Dick’s stage banter ranges from jokes disguised as eulogies (“I’m sorry to tell you that Larry King is dead”) to soul-baring laments disguised as jokes (“We’ve been around the world in the last two months: We’ve made $24,000”). The tunes themselves are wickedly funny and brutally catchy, even without keyboardist Tait Nucleus, who is unable to attend the Southpaw show (Dick intimates that he might be in prison) and thus provide the video-arcade synthesizer bloops that make I Shall Exterminate etc. a particular delight. (“When I Get to the Green Building” has a woozy, swooning power-ballad lilt to it, very “Moving in Stereo.”) The riffs remain, though: crass, propulsive darts of pleasure that elevate what could be a gimmicky joke-rock debacle into something almost profound. The highlight is “Rock & Roll Evacuation,” a cynical denouncement of our “evil [pronounced eeeeeve-illllll] generation” that somehow climaxes with biting anti-war rhetoric:
Mr. President make a little money sending people you don’t know to Iraq
Mr. President, I don’t like you: You don’t know how to rock!

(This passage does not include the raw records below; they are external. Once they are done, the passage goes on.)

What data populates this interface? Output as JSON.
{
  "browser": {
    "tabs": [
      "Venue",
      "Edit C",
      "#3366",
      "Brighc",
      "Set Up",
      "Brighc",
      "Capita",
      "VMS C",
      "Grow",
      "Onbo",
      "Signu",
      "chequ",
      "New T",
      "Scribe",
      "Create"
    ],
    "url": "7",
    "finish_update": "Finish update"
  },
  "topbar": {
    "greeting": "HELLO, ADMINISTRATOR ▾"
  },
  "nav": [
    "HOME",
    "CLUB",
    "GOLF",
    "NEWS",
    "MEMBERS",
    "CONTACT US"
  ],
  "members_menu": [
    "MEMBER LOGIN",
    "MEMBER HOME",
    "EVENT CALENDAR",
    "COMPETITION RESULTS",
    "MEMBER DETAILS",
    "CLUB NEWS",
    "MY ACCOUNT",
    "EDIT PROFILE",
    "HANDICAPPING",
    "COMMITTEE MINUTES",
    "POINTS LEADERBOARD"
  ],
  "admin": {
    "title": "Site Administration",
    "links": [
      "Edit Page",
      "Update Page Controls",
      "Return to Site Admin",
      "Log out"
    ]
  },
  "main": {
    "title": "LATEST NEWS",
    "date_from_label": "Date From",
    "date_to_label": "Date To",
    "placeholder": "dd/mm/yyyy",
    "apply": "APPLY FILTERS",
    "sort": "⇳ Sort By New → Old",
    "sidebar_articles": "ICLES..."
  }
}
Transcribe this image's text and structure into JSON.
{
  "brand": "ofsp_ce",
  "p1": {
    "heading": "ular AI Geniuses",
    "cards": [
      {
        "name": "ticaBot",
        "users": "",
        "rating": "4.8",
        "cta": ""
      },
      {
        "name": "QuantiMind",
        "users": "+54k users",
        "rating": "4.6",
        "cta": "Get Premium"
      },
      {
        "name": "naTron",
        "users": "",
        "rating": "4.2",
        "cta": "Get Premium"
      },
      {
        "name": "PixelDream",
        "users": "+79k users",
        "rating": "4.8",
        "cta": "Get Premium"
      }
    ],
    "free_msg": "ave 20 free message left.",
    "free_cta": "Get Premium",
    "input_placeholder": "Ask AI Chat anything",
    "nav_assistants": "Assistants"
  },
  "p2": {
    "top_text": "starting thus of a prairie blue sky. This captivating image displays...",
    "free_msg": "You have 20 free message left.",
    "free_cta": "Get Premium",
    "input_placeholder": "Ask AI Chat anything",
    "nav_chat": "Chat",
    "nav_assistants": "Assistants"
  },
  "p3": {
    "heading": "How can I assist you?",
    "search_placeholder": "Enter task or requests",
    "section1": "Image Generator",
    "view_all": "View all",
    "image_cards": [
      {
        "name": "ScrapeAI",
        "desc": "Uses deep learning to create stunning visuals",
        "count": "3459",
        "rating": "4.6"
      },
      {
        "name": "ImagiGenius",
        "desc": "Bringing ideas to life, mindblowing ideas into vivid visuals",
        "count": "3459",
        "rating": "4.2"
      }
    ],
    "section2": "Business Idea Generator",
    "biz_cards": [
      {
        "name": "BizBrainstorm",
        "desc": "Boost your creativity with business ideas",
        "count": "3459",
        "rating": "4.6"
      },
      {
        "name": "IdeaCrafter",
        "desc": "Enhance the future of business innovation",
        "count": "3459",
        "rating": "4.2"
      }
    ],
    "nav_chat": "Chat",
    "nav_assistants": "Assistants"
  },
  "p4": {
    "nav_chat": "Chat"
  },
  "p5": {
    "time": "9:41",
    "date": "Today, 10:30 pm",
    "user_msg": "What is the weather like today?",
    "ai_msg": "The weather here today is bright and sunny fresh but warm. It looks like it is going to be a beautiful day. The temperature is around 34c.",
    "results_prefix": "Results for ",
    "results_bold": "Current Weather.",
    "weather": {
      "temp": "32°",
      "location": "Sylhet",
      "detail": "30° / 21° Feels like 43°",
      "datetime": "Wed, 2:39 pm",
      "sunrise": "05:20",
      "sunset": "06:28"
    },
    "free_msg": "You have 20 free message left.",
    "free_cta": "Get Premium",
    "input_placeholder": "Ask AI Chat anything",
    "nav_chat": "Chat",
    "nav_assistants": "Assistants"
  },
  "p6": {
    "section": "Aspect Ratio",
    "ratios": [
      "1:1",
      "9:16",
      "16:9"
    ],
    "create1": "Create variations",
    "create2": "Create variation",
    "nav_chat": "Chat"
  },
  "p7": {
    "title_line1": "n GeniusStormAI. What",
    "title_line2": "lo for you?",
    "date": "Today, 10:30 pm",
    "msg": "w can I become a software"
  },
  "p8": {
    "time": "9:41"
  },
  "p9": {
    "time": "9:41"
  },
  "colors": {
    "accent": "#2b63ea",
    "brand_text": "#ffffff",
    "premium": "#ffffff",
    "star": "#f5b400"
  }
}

Dick introduces this song, originally released in 2005, by noting that it has utterly failed, in that Mr. President has not been compelled to resign in disgrace. “This next song is not working!” he snarls. “It has no effect! But we’ve sold a lot of T-shirts!” Buy another. Bands this funny that can rock you this hard should be treasured. At Southpaw, we are appropriately rapt, hypnotized even, showing our appreciation the only way we can think of: repeatedly jabbing our fingers at the soloing individual.